Успех политики приоритета государственных соображений, raison d’etat, зависит, прежде всего, от умения правильно оценить соотношение сил. Универсальные ценности определяются в процессе их восприятия и не нуждаются в постоянном переосмыслении; на деле они даже несовместимы с этим. Но определение пределов могущества требует сочетания опыта и провидения, а также умения постоянно приспосабливаться к обстоятельствам. Конечно, в теории баланс сил вполне поддается расчету. На практике же оказывается, чрезвычайно трудно высчитать его на реалистичной основе. А еще сложнее привести в гармонию собственные расчеты с расчетами других государств, что является обязательной предпосылкой действенной системы баланса сил. Консенсус по поводу характера равновесия обычно достигается путем периодических конфликтов.

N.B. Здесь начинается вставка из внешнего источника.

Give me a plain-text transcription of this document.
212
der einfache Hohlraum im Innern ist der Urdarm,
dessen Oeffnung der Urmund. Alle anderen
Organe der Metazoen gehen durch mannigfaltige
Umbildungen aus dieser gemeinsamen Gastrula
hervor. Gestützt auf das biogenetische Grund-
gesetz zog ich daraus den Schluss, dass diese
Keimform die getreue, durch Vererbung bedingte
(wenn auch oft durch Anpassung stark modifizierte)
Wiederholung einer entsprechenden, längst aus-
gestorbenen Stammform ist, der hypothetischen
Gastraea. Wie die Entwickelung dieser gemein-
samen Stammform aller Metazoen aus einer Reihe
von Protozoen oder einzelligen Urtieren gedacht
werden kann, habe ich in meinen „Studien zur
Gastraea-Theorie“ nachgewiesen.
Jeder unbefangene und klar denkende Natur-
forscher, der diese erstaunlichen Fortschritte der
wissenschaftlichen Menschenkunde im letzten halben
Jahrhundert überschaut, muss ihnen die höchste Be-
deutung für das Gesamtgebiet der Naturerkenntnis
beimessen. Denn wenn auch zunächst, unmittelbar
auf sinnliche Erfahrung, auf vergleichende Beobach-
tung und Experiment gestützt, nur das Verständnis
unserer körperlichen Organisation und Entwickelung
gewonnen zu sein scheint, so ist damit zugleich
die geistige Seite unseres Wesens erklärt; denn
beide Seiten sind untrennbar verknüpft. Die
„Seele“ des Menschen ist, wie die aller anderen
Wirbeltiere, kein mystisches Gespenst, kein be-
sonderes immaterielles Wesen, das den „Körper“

Ришелье не сомневался в своей способности должным образом ответить на вызов, будучи лично убежденным в том, что можно с почти математической точностью соразмерить цели и средства. «Логика, – пишет он в своем „Политическом завещании”, – требует, чтобы вещь, нуждающаяся в поддержке, и сила этой поддержки находились в геометрической пропорции друг к другу»[67]. Судьба сделала его князем Церкви. Убеждения ввели его в круг интеллектуального сообщества рационалистов типа Декарта и Спинозы, полагавших, что человеческое действие может быть научным путем спланировано. Случай дал ему возможность трансформировать международный порядок на великое благо собственной страны. На этот раз оценка государственным деятелем себя самого оказалась точной. Ришелье имел прозорливое понимание собственных целей, но ни он, ни его идеи не могли бы восторжествовать, если бы он не был способен сопрягать свою тактику с собственной стратегией.

Столь новаторская и хладнокровная доктрина не могла не вызвать противодействия. Какое бы господствующее положение ни заняла концепция баланса сил в последующие годы, она была глубоко оскорбительна для универсалистской традиции, основанной на первичности законов морали. Одно из наиболее красноречивых критических высказываний пришло от знаменитого ученого Янсения, нападавшего на политику, лишенную каких бы то ни было моральных тормозов:


«Разве они действительно верят, что светское, недолговечное государство способно оказаться выше религии и церкви? …Разве не должен наихристианнейший король думать, что при руководстве и управлении своими владениями нет ничего, что обязывало бы его распространять и защищать веру в Господа своего Иисуса Христа? …Неужели он осмелится заявить Господу: да пропадет и сгинет Твоя власть, и слава, и вера, что учит людей почитать Тебя, если благодаря этому государство мое будет защищено и не подвержено никаким рискам?»[68]


Именно так, разумеется, Ришелье говорил своим современникам и, насколько нам известно, своему Богу. И становится ясен масштаб произведенной им революции того, что его критики считали неким reductio ad absurdum[69] (то есть аргументом столь аморальным и опасным, что он опровергает сам себя), а на самом деле являлось в высшей степени точным обобщением взглядов самого Ришелье. Будучи первым министром короля, он подчинил как религию, так и мораль высшим интересам государства, своей путеводной звезде raison d’etat.

Демонстрируя, как хорошо они усвоили циничные методы своего господина, защитники Ришелье использовали аргументацию своих критиков против самих этих критиков. Политика отстаивания национального интереса, как утверждали они, представляет собой высший нравственный закон; и тогда не Ришелье, а его критики нарушали этические принципы.